A Review of This Year’s AP Exams


Hannah Velette

If anyone ever would’ve told me that I would take all 4 of my AP exams this year while chilling at my kitchen counter in my pajamas, I probably would’ve laughed at such a crazy idea. Then again, I’m not entirely sure anyone could’ve predicted anything that went on so far this year, but here we are. Looking back, I want to take some time to reflect upon the good and bad parts of my online testing experience.

In College Board’s defense, no one could’ve ever predicted that this is how our school year would end, so I do give them credit for being able to come up with a solution to the issue of how testing would work. At the same time, I believe that while they were trying to alleviate stress for students, they ended up creating more confusion and problems for students planning on taking the AP tests in May. For one, all tests were taken online this year and were only 45 minutes long. This format was supposed to make things easier for students, but many students worried that a whole year’s worth of work was now being reduced to just 1 or 2 questions. Past tests had various sections like multiple choice, short answers, and long essays, so if you didn’t know a particular topic very well or struggled in one area you had the rest of the test to balance it out. Additionally, all of the tests were different and had different questions. This makes cheating difficult, which is a good thing. At the same time, it also makes it difficult to judge mastery of a year’s worth of work and knowledge if one person just happens to get a question on something that they know really well while someone else gets a different question that may be more difficult.

College Board also said that students could take it on any device with Internet access including laptops, tablets, or phones. Personally, I had a good experience taking all of my AP tests as I didn’t have any troubles with my WiFi or submitting. However, I’ve heard stories of students whose submit buttons didn’t work or who had issues with attaching pictures or files. Any students who did have issues with their tests could apply for a retake exam within 48 hours after the exam, and starting the 2nd week of testing students could even email their responses immediately following the test if they had submission troubles. This email option is a great backup for students who worked hard on the exam and were unable to submit, but it would’ve been even better if it was available from the beginning because students who had submission troubles the first week could not email their responses in and instead had to take the make up exams.

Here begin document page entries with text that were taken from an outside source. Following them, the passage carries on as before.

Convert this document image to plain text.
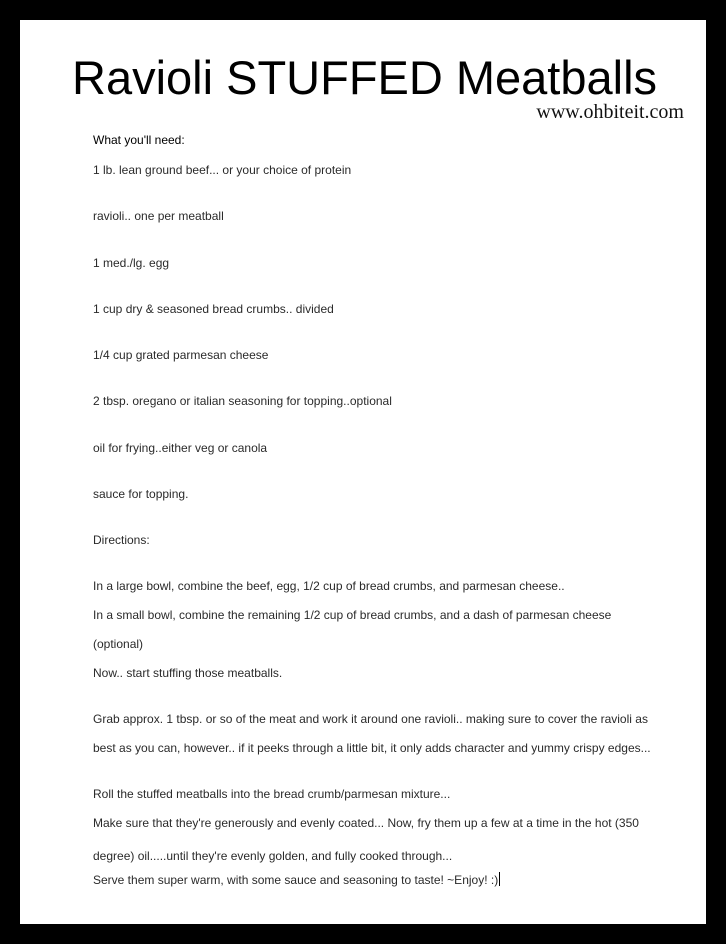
Ravioli STUFFED Meatballs
www.ohbiteit.com
What you'll need:
1 lb. lean ground beef... or your choice of protein
ravioli.. one per meatball
1 med./lg. egg
1 cup dry & seasoned bread crumbs.. divided
1/4 cup grated parmesan cheese
2 tbsp. oregano or italian seasoning for topping..optional
oil for frying..either veg or canola
sauce for topping.
Directions:
In a large bowl, combine the beef, egg, 1/2 cup of bread crumbs, and parmesan cheese..
In a small bowl, combine the remaining 1/2 cup of bread crumbs, and a dash of parmesan cheese
(optional)
Now.. start stuffing those meatballs.
Grab approx. 1 tbsp. or so of the meat and work it around one ravioli.. making sure to cover the ravioli as
best as you can, however.. if it peeks through a little bit, it only adds character and yummy crispy edges...
Roll the stuffed meatballs into the bread crumb/parmesan mixture...
Make sure that they're generously and evenly coated... Now, fry them up a few at a time in the hot (350
degree) oil.....until they're evenly golden, and fully cooked through...
Serve them super warm, with some sauce and seasoning to taste! ~Enjoy! :)
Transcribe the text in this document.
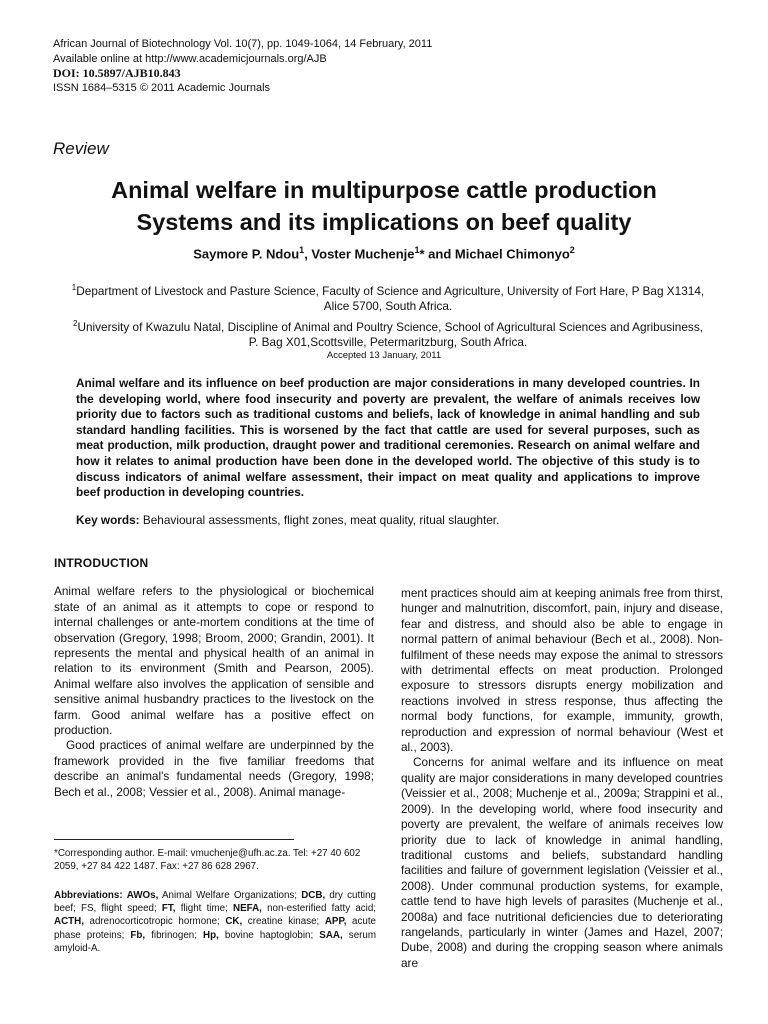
African Journal of Biotechnology Vol. 10(7), pp. 1049-1064, 14 February, 2011
Available online at http://www.academicjournals.org/AJB
DOI: 10.5897/AJB10.843
ISSN 1684–5315 © 2011 Academic Journals
Review
Animal welfare in multipurpose cattle production
Systems and its implications on beef quality
Saymore P. Ndou$^1$, Voster Muchenje$^1$* and Michael Chimonyo$^2$

$^1$Department of Livestock and Pasture Science, Faculty of Science and Agriculture, University of Fort Hare, P Bag X1314, Alice 5700, South Africa.

$^2$University of Kwazulu Natal, Discipline of Animal and Poultry Science, School of Agricultural Sciences and Agribusiness, P. Bag X01,Scottsville, Petermaritzburg, South Africa.

Accepted 13 January, 2011

Animal welfare and its influence on beef production are major considerations in many developed countries. In the developing world, where food insecurity and poverty are prevalent, the welfare of animals receives low priority due to factors such as traditional customs and beliefs, lack of knowledge in animal handling and sub standard handling facilities. This is worsened by the fact that cattle are used for several purposes, such as meat production, milk production, draught power and traditional ceremonies. Research on animal welfare and how it relates to animal production have been done in the developed world. The objective of this study is to discuss indicators of animal welfare assessment, their impact on meat quality and applications to improve beef production in developing countries.

Key words: Behavioural assessments, flight zones, meat quality, ritual slaughter.
INTRODUCTION

Animal welfare refers to the physiological or biochemical state of an animal as it attempts to cope or respond to internal challenges or ante-mortem conditions at the time of observation (Gregory, 1998; Broom, 2000; Grandin, 2001). It represents the mental and physical health of an animal in relation to its environment (Smith and Pearson, 2005). Animal welfare also involves the application of sensible and sensitive animal husbandry practices to the livestock on the farm. Good animal welfare has a positive effect on production.

Good practices of animal welfare are underpinned by the framework provided in the five familiar freedoms that describe an animal's fundamental needs (Gregory, 1998; Bech et al., 2008; Vessier et al., 2008). Animal manage-

ment practices should aim at keeping animals free from thirst, hunger and malnutrition, discomfort, pain, injury and disease, fear and distress, and should also be able to engage in normal pattern of animal behaviour (Bech et al., 2008). Non-fulfilment of these needs may expose the animal to stressors with detrimental effects on meat production. Prolonged exposure to stressors disrupts energy mobilization and reactions involved in stress response, thus affecting the normal body functions, for example, immunity, growth, reproduction and expression of normal behaviour (West et al., 2003).

Concerns for animal welfare and its influence on meat quality are major considerations in many developed countries (Veissier et al., 2008; Muchenje et al., 2009a; Strappini et al., 2009). In the developing world, where food insecurity and poverty are prevalent, the welfare of animals receives low priority due to lack of knowledge in animal handling, traditional customs and beliefs, substandard handling facilities and failure of government legislation (Veissier et al., 2008). Under communal production systems, for example, cattle tend to have high levels of parasites (Muchenje et al., 2008a) and face nutritional deficiencies due to deteriorating rangelands, particularly in winter (James and Hazel, 2007; Dube, 2008) and during the cropping season where animals are

*Corresponding author. E-mail: vmuchenje@ufh.ac.za. Tel: +27 40 602 2059, +27 84 422 1487. Fax: +27 86 628 2967.

Abbreviations: AWOs, Animal Welfare Organizations; DCB, dry cutting beef; FS, flight speed; FT, flight time; NEFA, non-esterified fatty acid; ACTH, adrenocorticotropic hormone; CK, creatine kinase; APP, acute phase proteins; Fb, fibrinogen; Hp, bovine haptoglobin; SAA, serum amyloid-A.
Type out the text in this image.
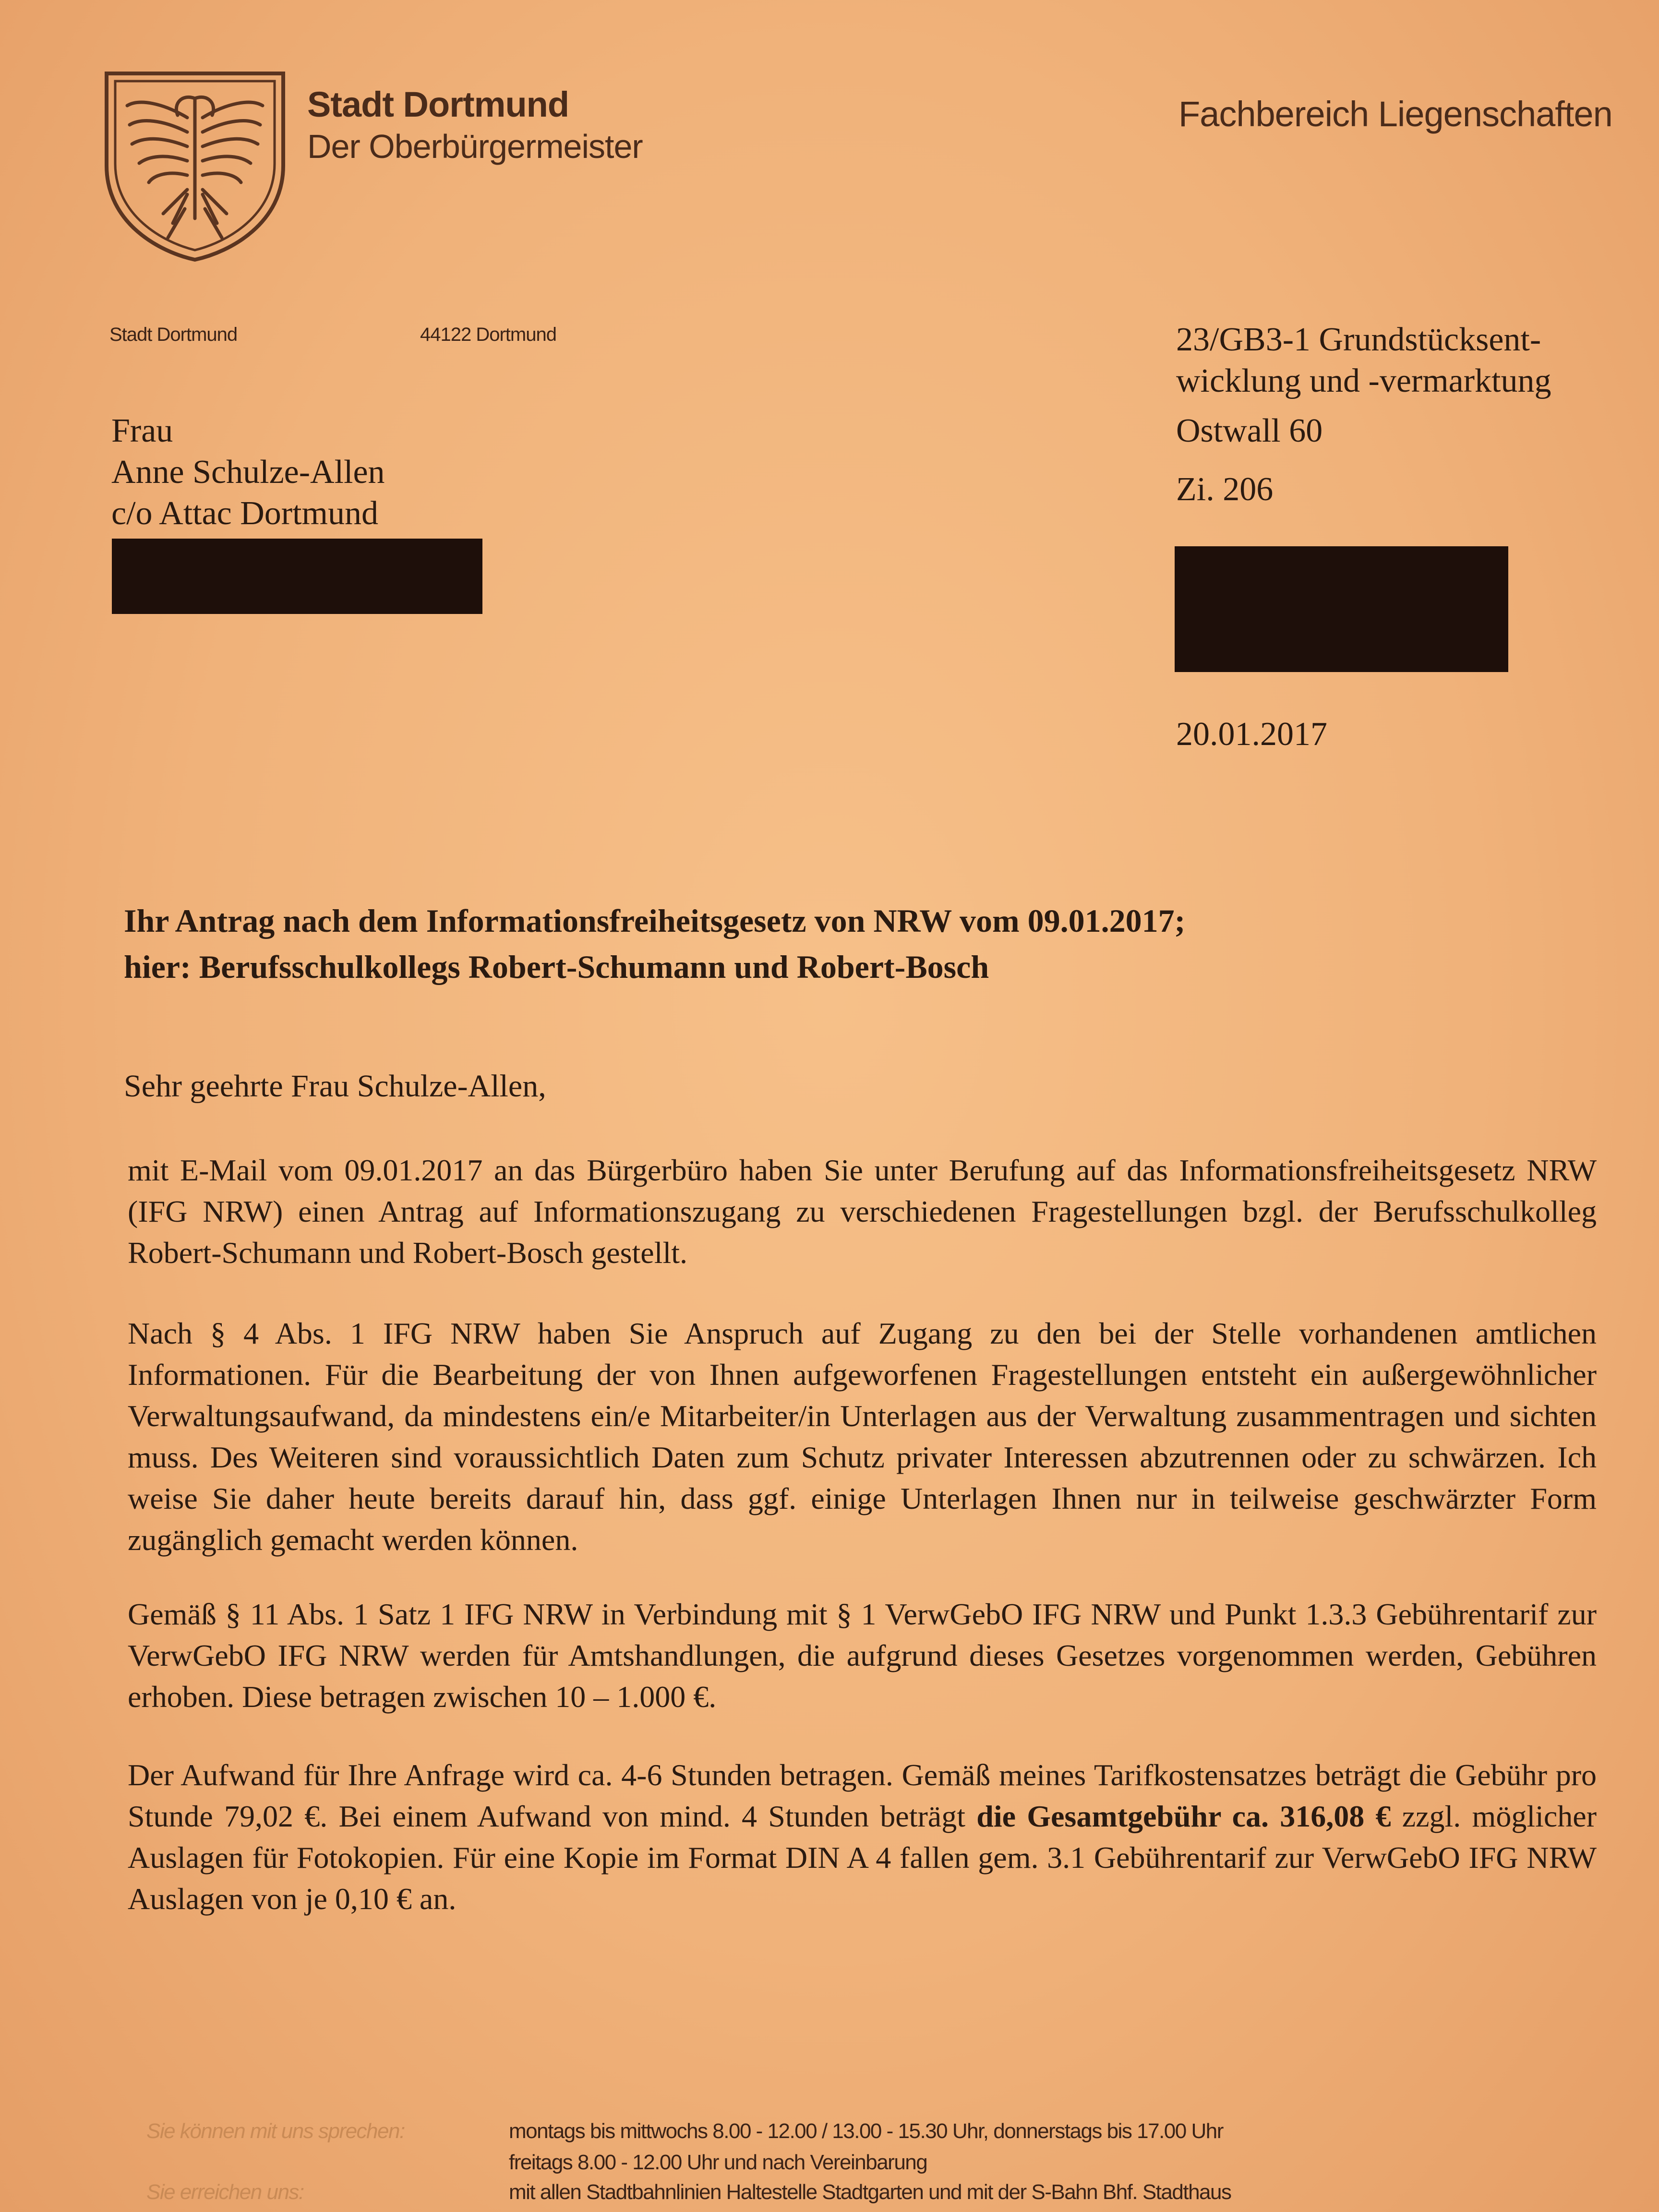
Stadt Dortmund
Der Oberbürgermeister
Fachbereich Liegenschaften
Stadt Dortmund	44122 Dortmund
Frau
Anne Schulze-Allen
c/o Attac Dortmund
23/GB3-1 Grundstücksent-
wicklung und -vermarktung
Ostwall 60
Zi. 206
20.01.2017
Ihr Antrag nach dem Informationsfreiheitsgesetz von NRW vom 09.01.2017;
hier: Berufsschulkollegs Robert-Schumann und Robert-Bosch
Sehr geehrte Frau Schulze-Allen,
mit E-Mail vom 09.01.2017 an das Bürgerbüro haben Sie unter Berufung auf das Informationsfreiheitsgesetz NRW (IFG NRW) einen Antrag auf Informationszugang zu verschiedenen Fragestellungen bzgl. der Berufsschulkolleg Robert-Schumann und Robert-Bosch gestellt.
Nach § 4 Abs. 1 IFG NRW haben Sie Anspruch auf Zugang zu den bei der Stelle vorhandenen amtlichen Informationen. Für die Bearbeitung der von Ihnen aufgeworfenen Fragestellungen entsteht ein außergewöhnlicher Verwaltungsaufwand, da mindestens ein/e Mitarbeiter/in Unterlagen aus der Verwaltung zusammentragen und sichten muss. Des Weiteren sind voraussichtlich Daten zum Schutz privater Interessen abzutrennen oder zu schwärzen. Ich weise Sie daher heute bereits darauf hin, dass ggf. einige Unterlagen Ihnen nur in teilweise geschwärzter Form zugänglich gemacht werden können.
Gemäß § 11 Abs. 1 Satz 1 IFG NRW in Verbindung mit § 1 VerwGebO IFG NRW und Punkt 1.3.3 Gebührentarif zur VerwGebO IFG NRW werden für Amtshandlungen, die aufgrund dieses Gesetzes vorgenommen werden, Gebühren erhoben. Diese betragen zwischen 10 – 1.000 €.
Der Aufwand für Ihre Anfrage wird ca. 4-6 Stunden betragen. Gemäß meines Tarifkostensatzes beträgt die Gebühr pro Stunde 79,02 €. Bei einem Aufwand von mind. 4 Stunden beträgt die Gesamtgebühr ca. 316,08 € zzgl. möglicher Auslagen für Fotokopien. Für eine Kopie im Format DIN A 4 fallen gem. 3.1 Gebührentarif zur VerwGebO IFG NRW Auslagen von je 0,10 € an.
Sie können mit uns sprechen:	montags bis mittwochs 8.00 - 12.00 / 13.00 - 15.30 Uhr, donnerstags bis 17.00 Uhr
freitags 8.00 - 12.00 Uhr und nach Vereinbarung
Sie erreichen uns:	mit allen Stadtbahnlinien Haltestelle Stadtgarten und mit der S-Bahn Bhf. Stadthaus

Overall, the AP exam situation was the best that it could’ve been given the situation we were in, but this new testing format definitely did cause many new problems and questions that no one really anticipated or knew how to answer. This isn’t the end of online testing though: College Board may put out an online version of the SAT and ACT if in-person testing can’t take place in the fall. Hopefully they work out all of the issues by then to provide a more smooth testing experience, but I guess only time will tell what will happen in the next few months.